In an interview Sunday with Fox News Host Chris Wallace, Chief Judge Roy Moore compared his opposition to allowing same-sex marriages to move forward in Alabama to that of judges who took exception to the Supreme Court's 1857 Dred Scott decision, which affirmed slavery by finding that African Americans could not be U.S. citizens.
In Moore's parallel universe, if the Supreme Court legalizes same-sex marriage nationwide, he could similarly exempt himself from being bound by that ruling.
“I could recuse or dissent as a justice from Delaware did in the Dred Scott case in 1857,” Moore insisted. “They ruled black people were property. Should a court today obey such a ruling that is completely contradictory of the Constitution?”
Head below the fold for more of Moore's delusional thinking.
To further justify his exception from a decision legalizing marriage equality, Moore invoked another regrettable 19th Century Supreme Court ruling, Plessy v. Ferguson, in which the justices upheld the constitutionality of racial segregation.
Here's Moore's rationale:
"This power over marriage, which came from God under our organic law is not to be redefined by the United States Supreme Court or any federal court," Moore told Wallace.
"But they may do it," Wallace responded.
"They may do it, but they may do wrongfully," Moore shot back, "just like they did in Dred Scott and Plessy vs. Fergusson in 1896 where they said that 'separate but equal' was the policy of the United States."
Just to be clear, he's drawing an equivalence between expanding freedoms to gay couples and denying freedoms to black people.
In the event that the Supreme Court legalizes same-sex marriage, Moore imagined some sort of mass chaos enveloping the country in which the interpretation of the constitution becomes an every-man-for-himself proposition.

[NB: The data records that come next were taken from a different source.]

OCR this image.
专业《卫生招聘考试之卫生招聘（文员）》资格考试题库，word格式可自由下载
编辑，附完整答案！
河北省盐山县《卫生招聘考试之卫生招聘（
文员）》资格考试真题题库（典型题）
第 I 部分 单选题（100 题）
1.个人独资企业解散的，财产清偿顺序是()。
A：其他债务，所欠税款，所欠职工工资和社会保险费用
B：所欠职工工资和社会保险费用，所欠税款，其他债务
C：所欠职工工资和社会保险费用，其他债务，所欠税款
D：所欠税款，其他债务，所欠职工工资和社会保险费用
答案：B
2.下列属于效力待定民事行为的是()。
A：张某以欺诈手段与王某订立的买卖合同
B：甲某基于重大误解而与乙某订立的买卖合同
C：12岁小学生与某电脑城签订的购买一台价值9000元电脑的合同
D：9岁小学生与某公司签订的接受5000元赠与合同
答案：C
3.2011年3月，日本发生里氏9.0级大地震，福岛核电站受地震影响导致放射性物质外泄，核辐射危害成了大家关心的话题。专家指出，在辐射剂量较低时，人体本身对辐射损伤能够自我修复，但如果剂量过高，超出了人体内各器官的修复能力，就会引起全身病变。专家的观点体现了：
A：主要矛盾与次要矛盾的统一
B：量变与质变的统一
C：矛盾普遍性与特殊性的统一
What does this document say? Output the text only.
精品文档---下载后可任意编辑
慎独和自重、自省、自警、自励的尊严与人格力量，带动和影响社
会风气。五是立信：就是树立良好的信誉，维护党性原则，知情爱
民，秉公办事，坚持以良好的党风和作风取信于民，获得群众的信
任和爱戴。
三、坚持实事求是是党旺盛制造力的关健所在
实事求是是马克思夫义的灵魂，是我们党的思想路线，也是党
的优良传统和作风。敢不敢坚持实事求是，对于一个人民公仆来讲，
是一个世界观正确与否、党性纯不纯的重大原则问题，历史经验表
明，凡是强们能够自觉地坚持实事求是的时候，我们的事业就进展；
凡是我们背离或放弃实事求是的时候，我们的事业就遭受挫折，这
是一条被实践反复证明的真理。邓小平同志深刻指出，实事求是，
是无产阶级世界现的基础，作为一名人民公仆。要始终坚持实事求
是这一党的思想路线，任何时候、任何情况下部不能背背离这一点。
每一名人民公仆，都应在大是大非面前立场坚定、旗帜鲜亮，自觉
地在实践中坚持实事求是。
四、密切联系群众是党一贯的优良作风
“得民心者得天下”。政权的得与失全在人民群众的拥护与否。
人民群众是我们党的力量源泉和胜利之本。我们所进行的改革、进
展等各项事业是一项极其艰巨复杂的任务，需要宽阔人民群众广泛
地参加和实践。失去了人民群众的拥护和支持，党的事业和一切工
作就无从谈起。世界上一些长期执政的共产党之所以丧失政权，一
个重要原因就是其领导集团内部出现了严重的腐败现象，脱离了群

Such a decision, he explained, would mean that the "theoretical opinions of individuals" were controlling the meaning of the constitution and therefore we would effectively no longer have a constitution. Rather we would be "under a government of individual men who, for the time being, have the power to declare what the constitution is according to their own views and what it ought to mean."
Definitely sounds like someone who should be charged with interpreting the law.